A quick splash at the water’s edge might seem like the best way to cool your tired feet when the sun’s out – but chiropodist Fred Beaumont warns that if you go barefoot, it’s something you could live to regret. “I always wear flip-flops when paddling, and tell my patients to do the same,” he says. “A few years ago, I was bitten [see footnote] by a weever fish in shallow water – the pain was excruciating, and I couldn’t run for a month afterwards.”
The weever fish is one of the most poisonous in the UK. They’re between 15 and 30cm long, inhabit shallow water all round the coast, and are almost impossible to spot because they lie just under the sand. “If you step on one,” Beaumont says, “it injects a poisonous venom into your foot from its dorsal fin. There’s no antidote. When I was bitten, the pain lasted about an hour. It was so bad, I wanted to cut my foot off.”

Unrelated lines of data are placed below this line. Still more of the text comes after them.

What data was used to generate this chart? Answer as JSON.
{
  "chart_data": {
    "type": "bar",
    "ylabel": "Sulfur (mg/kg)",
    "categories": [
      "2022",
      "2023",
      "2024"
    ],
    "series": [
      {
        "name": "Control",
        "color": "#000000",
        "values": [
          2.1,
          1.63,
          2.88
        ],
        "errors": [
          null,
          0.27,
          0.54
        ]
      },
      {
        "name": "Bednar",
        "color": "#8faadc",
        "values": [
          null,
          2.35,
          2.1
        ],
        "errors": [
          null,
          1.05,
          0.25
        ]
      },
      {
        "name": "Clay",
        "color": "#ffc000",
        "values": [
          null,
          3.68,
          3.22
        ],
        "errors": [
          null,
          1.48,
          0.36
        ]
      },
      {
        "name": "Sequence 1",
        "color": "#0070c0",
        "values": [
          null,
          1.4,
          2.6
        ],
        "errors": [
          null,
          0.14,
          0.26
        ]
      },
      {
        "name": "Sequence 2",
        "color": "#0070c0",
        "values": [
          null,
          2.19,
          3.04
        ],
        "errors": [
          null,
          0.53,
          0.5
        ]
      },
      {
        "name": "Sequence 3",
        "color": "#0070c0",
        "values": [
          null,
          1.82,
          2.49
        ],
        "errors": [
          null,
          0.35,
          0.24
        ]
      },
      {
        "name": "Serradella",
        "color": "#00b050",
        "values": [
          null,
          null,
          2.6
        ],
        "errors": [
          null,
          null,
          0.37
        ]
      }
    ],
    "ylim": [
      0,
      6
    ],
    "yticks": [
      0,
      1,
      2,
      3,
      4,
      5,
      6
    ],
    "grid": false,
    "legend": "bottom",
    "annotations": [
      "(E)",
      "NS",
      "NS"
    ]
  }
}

Amputation is not, happily, the usual result of a fish bite, Beaumont adds – though extremely rare cases of cardiac failure and gangrene have been reported. If you think you have been bitten, examine the wound, he says: “A weever fish bite leaves two little puncture holes, like an adder bite.”
Beaumont only sees a couple of cases of weever fish bite among his patients yearly – but you can’t be too careful. “It’s a good idea to check with coastguards about which beaches are particularly affected by weever fish,” he says. “But flip-flops are the best way to protect your feet on the beach. Believe me – when you’ve been bitten once, you never let it happen again.”
As told to Laura Barnett. Fred Beaumont is a chiropodist based in Whitley Bay, and a spokesman for the Institute of Chiropodists and Podiatrists: iocp.org.uk.
• This footnote was appended on 1 June 2011. The chiropodist quoted about his encounter with the poisonous dorsal fin of a weever fish described the experience as being “bitten”. In fact when he accidentally trod on this fish he was stung. The advice is the same: wear flip-flops when paddling.